The dead included one officer and four passers-by, said Rashid Khan, the top police official in Hangu. Most of the 30 wounded in the attack in Doaba were also passers-by.

THAILAND

Probe finds no proof troops killed journalist

BANGKOK | Thai police said Thursday that they had no evidence to indicate troops killed Reuters cameraman Hiro Muramoto last year, backing a recent reversal of preliminary findings that a soldier may have fired the fatal bullet.

After reviewing a report by Thailand’s Department of Special Investigation (DSI), police said they could not determine whether Mr.
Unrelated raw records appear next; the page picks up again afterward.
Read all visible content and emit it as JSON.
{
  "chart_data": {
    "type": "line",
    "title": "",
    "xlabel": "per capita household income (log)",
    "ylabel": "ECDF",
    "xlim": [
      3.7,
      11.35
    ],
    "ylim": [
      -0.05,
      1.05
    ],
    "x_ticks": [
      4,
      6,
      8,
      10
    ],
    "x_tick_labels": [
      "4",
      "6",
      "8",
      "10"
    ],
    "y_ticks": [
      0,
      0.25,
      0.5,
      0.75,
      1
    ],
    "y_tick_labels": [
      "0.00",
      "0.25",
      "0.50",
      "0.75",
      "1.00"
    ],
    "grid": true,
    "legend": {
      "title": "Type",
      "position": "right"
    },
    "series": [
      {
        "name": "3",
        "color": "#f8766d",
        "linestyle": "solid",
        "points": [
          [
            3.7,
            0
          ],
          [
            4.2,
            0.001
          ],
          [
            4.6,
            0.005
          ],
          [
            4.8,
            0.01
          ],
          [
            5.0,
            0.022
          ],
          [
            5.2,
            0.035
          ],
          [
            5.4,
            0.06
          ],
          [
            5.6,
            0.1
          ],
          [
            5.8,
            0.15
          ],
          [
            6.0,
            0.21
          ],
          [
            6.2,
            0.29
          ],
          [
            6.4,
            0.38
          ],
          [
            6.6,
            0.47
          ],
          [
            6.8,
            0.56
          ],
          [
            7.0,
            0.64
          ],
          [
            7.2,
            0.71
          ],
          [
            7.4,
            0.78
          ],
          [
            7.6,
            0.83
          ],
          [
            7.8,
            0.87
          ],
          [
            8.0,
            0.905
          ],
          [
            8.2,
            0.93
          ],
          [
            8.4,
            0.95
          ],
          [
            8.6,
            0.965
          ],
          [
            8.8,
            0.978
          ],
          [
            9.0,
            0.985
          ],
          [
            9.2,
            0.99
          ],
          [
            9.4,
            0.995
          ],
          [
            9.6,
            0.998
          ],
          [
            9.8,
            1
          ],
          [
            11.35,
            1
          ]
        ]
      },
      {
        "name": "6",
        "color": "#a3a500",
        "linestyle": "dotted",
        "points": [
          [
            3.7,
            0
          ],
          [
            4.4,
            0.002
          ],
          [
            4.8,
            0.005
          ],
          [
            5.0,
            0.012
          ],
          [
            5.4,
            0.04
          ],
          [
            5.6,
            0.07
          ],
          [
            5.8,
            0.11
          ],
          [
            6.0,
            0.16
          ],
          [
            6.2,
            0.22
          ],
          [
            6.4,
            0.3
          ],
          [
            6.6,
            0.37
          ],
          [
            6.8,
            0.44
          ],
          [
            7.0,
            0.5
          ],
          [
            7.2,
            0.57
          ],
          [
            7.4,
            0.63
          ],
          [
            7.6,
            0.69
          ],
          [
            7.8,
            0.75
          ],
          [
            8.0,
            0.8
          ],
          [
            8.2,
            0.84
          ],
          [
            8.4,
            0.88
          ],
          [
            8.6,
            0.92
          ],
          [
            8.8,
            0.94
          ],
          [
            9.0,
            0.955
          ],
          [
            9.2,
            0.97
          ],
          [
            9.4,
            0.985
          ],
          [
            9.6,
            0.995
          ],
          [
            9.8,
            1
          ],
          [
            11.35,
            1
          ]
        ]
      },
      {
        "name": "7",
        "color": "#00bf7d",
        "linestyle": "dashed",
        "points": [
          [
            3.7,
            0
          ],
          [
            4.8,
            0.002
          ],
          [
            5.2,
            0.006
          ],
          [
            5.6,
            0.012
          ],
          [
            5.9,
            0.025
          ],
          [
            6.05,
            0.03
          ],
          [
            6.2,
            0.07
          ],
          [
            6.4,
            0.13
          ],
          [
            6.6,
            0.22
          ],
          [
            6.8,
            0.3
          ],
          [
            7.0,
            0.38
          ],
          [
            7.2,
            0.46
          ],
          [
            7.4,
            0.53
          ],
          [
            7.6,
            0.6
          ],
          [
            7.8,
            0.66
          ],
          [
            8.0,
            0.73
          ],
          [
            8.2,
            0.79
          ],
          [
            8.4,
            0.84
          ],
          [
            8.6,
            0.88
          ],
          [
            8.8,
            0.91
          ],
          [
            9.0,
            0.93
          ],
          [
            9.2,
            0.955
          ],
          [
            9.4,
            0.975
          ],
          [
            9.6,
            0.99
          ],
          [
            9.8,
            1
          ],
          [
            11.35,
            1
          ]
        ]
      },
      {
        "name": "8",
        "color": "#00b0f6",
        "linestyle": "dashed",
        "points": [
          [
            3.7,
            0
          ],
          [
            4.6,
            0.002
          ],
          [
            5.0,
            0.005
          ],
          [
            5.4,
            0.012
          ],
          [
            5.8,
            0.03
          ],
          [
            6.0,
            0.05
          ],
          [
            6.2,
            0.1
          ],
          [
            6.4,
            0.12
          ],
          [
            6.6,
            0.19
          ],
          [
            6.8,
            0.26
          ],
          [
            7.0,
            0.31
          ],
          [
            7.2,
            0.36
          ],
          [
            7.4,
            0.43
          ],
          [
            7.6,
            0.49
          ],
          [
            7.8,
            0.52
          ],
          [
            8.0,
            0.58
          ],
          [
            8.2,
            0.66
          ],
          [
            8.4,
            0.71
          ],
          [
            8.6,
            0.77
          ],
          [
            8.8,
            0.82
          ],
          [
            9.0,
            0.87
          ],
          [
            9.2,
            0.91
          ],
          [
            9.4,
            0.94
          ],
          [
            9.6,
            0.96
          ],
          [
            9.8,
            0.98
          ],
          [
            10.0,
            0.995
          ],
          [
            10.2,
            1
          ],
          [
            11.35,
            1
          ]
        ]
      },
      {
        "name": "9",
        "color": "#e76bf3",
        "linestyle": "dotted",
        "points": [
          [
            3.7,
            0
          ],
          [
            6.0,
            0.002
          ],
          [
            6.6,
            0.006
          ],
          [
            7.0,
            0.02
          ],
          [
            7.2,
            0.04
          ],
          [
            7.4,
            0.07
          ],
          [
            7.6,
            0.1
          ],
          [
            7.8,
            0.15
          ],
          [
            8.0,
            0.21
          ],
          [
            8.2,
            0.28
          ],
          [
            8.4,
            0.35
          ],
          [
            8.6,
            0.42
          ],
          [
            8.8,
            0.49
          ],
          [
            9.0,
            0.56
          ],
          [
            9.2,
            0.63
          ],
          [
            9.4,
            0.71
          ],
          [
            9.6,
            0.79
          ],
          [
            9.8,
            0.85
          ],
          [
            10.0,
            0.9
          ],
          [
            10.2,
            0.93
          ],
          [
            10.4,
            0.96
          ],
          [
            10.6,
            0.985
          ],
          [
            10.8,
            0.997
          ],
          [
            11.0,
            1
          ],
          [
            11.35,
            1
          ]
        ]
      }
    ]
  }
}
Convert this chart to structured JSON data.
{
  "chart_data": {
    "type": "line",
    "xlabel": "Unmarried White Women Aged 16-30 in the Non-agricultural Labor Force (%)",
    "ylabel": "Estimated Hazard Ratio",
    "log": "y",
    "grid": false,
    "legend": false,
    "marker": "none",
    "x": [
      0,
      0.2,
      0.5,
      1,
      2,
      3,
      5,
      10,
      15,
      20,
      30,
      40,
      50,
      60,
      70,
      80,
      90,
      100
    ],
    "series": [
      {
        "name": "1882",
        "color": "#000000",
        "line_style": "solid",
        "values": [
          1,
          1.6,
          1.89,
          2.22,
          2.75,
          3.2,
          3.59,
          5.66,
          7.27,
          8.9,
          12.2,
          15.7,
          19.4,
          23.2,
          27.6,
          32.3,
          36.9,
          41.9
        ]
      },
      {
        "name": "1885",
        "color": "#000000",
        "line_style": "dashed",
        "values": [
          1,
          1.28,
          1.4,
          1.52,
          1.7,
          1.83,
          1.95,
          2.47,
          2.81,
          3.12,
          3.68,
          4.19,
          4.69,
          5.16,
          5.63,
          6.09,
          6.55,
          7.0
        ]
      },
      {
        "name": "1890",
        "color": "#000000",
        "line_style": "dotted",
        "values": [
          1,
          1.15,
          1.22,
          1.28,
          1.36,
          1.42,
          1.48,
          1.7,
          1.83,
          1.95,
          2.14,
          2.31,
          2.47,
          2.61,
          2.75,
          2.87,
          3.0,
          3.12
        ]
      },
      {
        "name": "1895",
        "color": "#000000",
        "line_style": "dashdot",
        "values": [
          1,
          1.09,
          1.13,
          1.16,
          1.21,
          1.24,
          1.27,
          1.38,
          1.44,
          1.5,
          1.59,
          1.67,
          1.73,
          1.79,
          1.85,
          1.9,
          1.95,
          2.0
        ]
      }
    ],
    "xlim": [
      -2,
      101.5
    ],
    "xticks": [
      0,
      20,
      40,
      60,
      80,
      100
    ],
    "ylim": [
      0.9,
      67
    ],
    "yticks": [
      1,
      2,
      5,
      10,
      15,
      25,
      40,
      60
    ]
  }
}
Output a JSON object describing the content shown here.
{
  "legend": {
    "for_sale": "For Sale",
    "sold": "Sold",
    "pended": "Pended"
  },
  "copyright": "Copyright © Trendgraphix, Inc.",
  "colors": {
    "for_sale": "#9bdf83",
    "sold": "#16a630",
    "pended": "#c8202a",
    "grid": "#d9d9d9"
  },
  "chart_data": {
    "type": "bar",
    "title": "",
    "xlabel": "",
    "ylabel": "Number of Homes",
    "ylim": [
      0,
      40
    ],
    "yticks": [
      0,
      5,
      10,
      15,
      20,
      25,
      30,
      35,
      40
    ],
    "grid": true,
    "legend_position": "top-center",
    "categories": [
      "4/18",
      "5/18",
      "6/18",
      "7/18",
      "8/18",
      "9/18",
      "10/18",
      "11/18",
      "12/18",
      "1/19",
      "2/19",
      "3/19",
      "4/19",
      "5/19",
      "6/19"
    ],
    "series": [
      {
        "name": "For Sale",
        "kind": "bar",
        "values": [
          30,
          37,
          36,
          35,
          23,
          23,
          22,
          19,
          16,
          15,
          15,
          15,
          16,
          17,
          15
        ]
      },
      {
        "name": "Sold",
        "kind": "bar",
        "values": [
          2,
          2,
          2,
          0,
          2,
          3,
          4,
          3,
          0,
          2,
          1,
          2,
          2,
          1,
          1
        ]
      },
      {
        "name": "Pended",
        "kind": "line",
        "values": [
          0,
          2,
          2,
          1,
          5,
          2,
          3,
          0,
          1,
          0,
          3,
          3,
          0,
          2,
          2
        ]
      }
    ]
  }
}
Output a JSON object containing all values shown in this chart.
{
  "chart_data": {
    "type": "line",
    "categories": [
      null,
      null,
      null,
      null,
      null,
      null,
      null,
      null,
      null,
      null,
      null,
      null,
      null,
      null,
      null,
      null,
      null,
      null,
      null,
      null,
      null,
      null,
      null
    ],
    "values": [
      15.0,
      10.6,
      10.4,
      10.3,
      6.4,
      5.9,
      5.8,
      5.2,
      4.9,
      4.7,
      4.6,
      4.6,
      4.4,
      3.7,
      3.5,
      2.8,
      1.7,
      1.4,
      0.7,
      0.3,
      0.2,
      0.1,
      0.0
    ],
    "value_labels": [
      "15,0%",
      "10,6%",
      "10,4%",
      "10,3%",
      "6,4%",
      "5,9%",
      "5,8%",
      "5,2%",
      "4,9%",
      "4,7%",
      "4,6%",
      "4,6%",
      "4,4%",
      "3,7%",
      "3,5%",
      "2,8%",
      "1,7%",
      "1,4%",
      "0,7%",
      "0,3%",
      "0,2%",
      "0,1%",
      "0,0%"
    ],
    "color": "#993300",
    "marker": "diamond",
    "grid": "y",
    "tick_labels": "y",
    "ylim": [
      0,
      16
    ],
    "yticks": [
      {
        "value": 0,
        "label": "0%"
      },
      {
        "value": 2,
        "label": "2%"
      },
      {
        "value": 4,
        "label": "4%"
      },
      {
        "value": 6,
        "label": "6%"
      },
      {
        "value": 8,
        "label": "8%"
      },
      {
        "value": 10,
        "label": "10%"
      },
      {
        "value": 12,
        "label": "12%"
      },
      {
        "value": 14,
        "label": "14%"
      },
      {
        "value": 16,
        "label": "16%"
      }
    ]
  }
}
Muramoto, a 43-year-old Japanese national, was killed by troops while filming anti-government demonstrations last April.

CHINA

Jury mulls verdict in milkshake murder

HONG KONG | A Hong Kong jury is deliberating in the retrial of an American woman accused of murdering her wealthy husband after drugging his milkshake.

The jury reached no verdict Thursday. It will reconvene Friday, when a decision is possible.

The original trial found Nancy Kissel, a native of Adrian, Mich., guilty of killing her husband seven years ago. A judge later ordered a retrial.

The first trial grabbed worldwide attention as it described the breakdown of a wealthy expatriate marriage.